Sometimes writing a dissertation on vast a topic provides tons of facts. For students, it often becomes difficult to decide what they should include. In such topics, the presentation of data in the literature reviews as well as results analysis sections needs data summarization. Especially in the graduate dissertation, logical data presentation is of utmost importance. Hence, this article will discuss the best guidelines for data summarization in the dissertation.
Guidelines for Data Summarization in Literature Review
The literature review is a section to present the findings of past studies related to your topic. It gives an overview of the present knowledge. It allows researchers to pick the relevant theories. Further, it aims to identify any gap in the past research. The literature review writing is a process that consists of three steps:
- Critical evaluation
In the dissertation, the students must follow these data summarization guidelines at each step.
Summarization During Research
In the dissertation, the first step in every section of dissertation writing is research. In LR, the Keywords are of significant importance. We obtain keywords by the summarization of the topic. Most of the time, the key terms in a topic become the keywords. After that, the next step is to search for each keyword. But, what a student should do when the list of search results goes beyond their imagination? This is the point when they need to follow the data summarization techniques.
- The first step for data summarization in the LR is to customize the years of publication. The students can narrow down their search results by choosing articles from last 5-10 years. The research older than ten years decreases the authenticity. So, after narrowing down the results using the data filter, you have completed the first step of data summarization.
- The second step to summarize the scholarly sources for an LR is eligibility criteria. For making the eligibility criteria, the students make two lists. The first list should be the inclusion criteria list. In contrast, the other will be the exclusion criteria list.
Inclusion Criteria List:
The inclusion list contains factors on which you decide what source you will consider useful.
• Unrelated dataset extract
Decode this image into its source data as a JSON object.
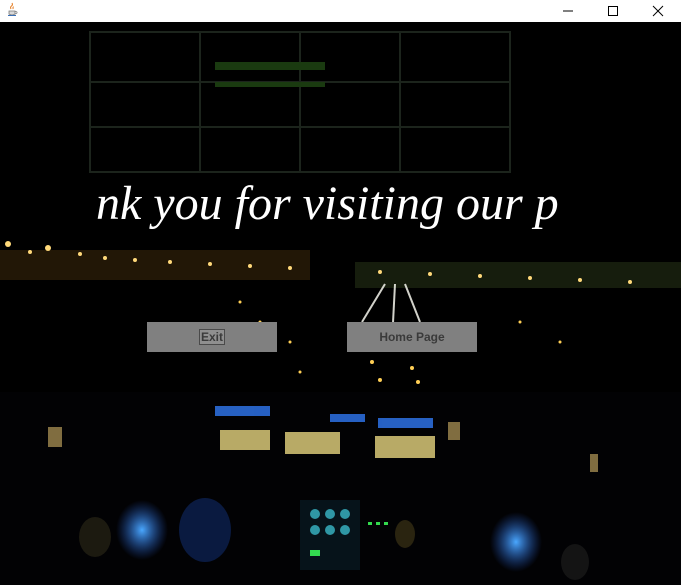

This decision may base on the following things:
- The information in the abstract
- The credible sources of information
- Number of relevant hints
- Title of the research paper
- Methodology of the paper
- The final presentation of the results
Exclusion Criteria list:
Like, in the exclusion criteria list, you should consider the factors you decide what source you will consider useless. This decision is also based on the things mentioned above. Hence, the eligibility list of the sources is the most important in LR data summarization.
Data Summarization During The Critical Evaluation
The next phase in data summarization is the presentation of logical or concise critical evaluation. The dissertation writing guidelines suggest that each paragraph must contain 150-200 words. So, for data summarization, you must structure your Literature review using relevant theories and tell the reader how these theories relate to your Literature review.
Hence, first, you need to write a concise topic sentence. Then, you should give at least two pieces of evidence for the topic sentences. Right after the evidence is the best place for the critical evaluation. The critical evaluation is the researchers own interpretation he has gained during education. Afterwards, the last few lines explain the crux of the whole paragraph. Hence, on average, each sentence must contain 20-25 words. So, presenting a scholar’s work in this way is the best way of using it in a dissertation. Like in LR, the result analysis section of the dissertation also demands data summarization.
Guidelines For The Summarization In The Result Analysis Section Of The Dissertation
The result analysis section is the second most important part that needs data summarization. Some vast studies contain several variables. In this case, the students also need to summarize the result section.
- The merging technique is the best way to summarize the data with several variables. In the merging technique, the researchers merge closely related variables.
- Another helpful technique is to identify the relationship between dependent and independent variables.
The data summarization is an important aspect of the dissertation and carries a lot of weightage. To ace your dissertations, you should try to master the art of it.